– Я опоздала – можно ли оставить у вас ключи? – Они были еще теплые – только-только со шлифовального станка.
– Для кого? – Губы женщины слиплись от помады.
– Для пана Вебера.
Женщина не пропустила Клару внутрь, просунула под решеткой руку с пластиковым пакетом, набитым не то пещами, не то тряпками.
– А вы… – заикнулась Клара. Она вряд ли решилась бы доверить ключи уборщице.
– Его жена.
Отдергивать руку было неприлично, и Клара поглубже сунула ее в протянутый пакет, однако, усомнившись, спрятала ключи в собственную перчатку, прежде чем успела осмыслить, что делает. Эта шкварка не вызывала у нее ни малейшего доверия. Возможно, она и говорит правду, возможно, действительно является женой Вебера – в конце концов, пару иногда создают совершенно несхожие между собой люди… Шкварка, как правило, остается в тени, в тылу – такой себе мешок с деньжатами. Он же – лощеная витрина. Кто знает, может, мафия продала Вебера этой бабище – тогда у него дурная карма, усмехнулась Клара, выходя из трамвая. Ведь он, кажется, верит в переселение душ и во всякую подобную дребедень – сам же говорил, что теория реинкарнации, по его мнению, весьма логична.
– Ах, вот ты где! – Клара поперхнулась крекером от неожиданности, прежде чем увидела, что ее обвили рукава темно-синего плаща Минотавра.
Засмотревшись на витрины Свентокшиской, она не заметила его роскошной шевелюры с проседью, хотя он и возвышался над уличной толпой. Да и снег к тому же приглушал шаги.
Вот и остались они наедине – что дальше? Начинать потрошить свои чувства в стерильной белой операционной?
Он потянул Клару за шарф. У нее потекли слезы.
– Я очень, очень любил твою маму.
Он не смог приехать на похороны, зато прислал самый большой венок – один из тех бесполезных, украшенных цветами спасательных кругов, которые могильщики бросают на свежий холм.
– Забери кровать, – попросила она.
– Отдай лучше в больницу, там пригодится.
– Угу… – Ей едва удавалось не разрыдаться.
– Клара, милая, никто бы не смог сделать больше, чем ты. Ты ей помогала всем, чем могла.
– Морфий ей помогал, а не я.
Он увлек ее в сторону кафе на углу Нового Света. Когда они вошли, он выбрал столик подальше от окна, около фортепиано.
– Холодно? – Он обтер ее замерзшие, мокрые от слез щеки. – Съешь что-нибудь горяченькое? – Он поманил официантку.
– Нет, чая вполне достаточно.
– Рад тебя видеть. Возьми по крайней мере глинтвейн.
– Чай с пончиком, пожалуйста.
– Ты похудела. Я о тебе беспокоюсь. Я слышал…

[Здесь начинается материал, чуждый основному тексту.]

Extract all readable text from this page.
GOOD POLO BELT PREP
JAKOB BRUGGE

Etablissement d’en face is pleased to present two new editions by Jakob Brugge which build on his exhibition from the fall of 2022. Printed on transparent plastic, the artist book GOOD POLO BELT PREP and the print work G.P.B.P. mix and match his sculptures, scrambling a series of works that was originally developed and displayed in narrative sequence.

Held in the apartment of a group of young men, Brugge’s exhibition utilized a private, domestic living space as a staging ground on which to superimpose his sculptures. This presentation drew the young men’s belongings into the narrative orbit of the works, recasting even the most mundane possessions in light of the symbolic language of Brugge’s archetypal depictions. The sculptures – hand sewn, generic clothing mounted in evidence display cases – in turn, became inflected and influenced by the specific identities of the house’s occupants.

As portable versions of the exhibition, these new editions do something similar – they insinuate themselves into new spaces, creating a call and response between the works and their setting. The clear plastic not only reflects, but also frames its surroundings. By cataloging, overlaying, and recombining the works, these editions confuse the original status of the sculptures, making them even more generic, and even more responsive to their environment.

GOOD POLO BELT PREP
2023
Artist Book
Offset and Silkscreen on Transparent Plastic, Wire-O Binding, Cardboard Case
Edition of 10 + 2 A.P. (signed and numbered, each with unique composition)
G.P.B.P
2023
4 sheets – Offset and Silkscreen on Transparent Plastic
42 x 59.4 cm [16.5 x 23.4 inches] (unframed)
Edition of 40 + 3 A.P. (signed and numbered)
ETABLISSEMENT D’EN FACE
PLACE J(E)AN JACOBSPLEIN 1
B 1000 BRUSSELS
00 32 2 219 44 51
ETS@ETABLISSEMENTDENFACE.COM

– Ничего, я справляюсь, – перебила она его.
– У Кавецкого? – с сочувствием спросил он.
– В четверг я улетаю в Китай.
Он взял бутылку коньяка с тележки проходившей мимо официантки.
– Сделай хотя бы глоток, – пододвинул он к ней рюмку. – Неужели ты хочешь быть какой-то знахаркой? Почему ты не сказала, что идешь работать к этому…
– Между прочим, он профессор.
– Иди лучше ко мне, у меня ты будешь прилично зарабатывать, по крайней мере кое-чему научишься.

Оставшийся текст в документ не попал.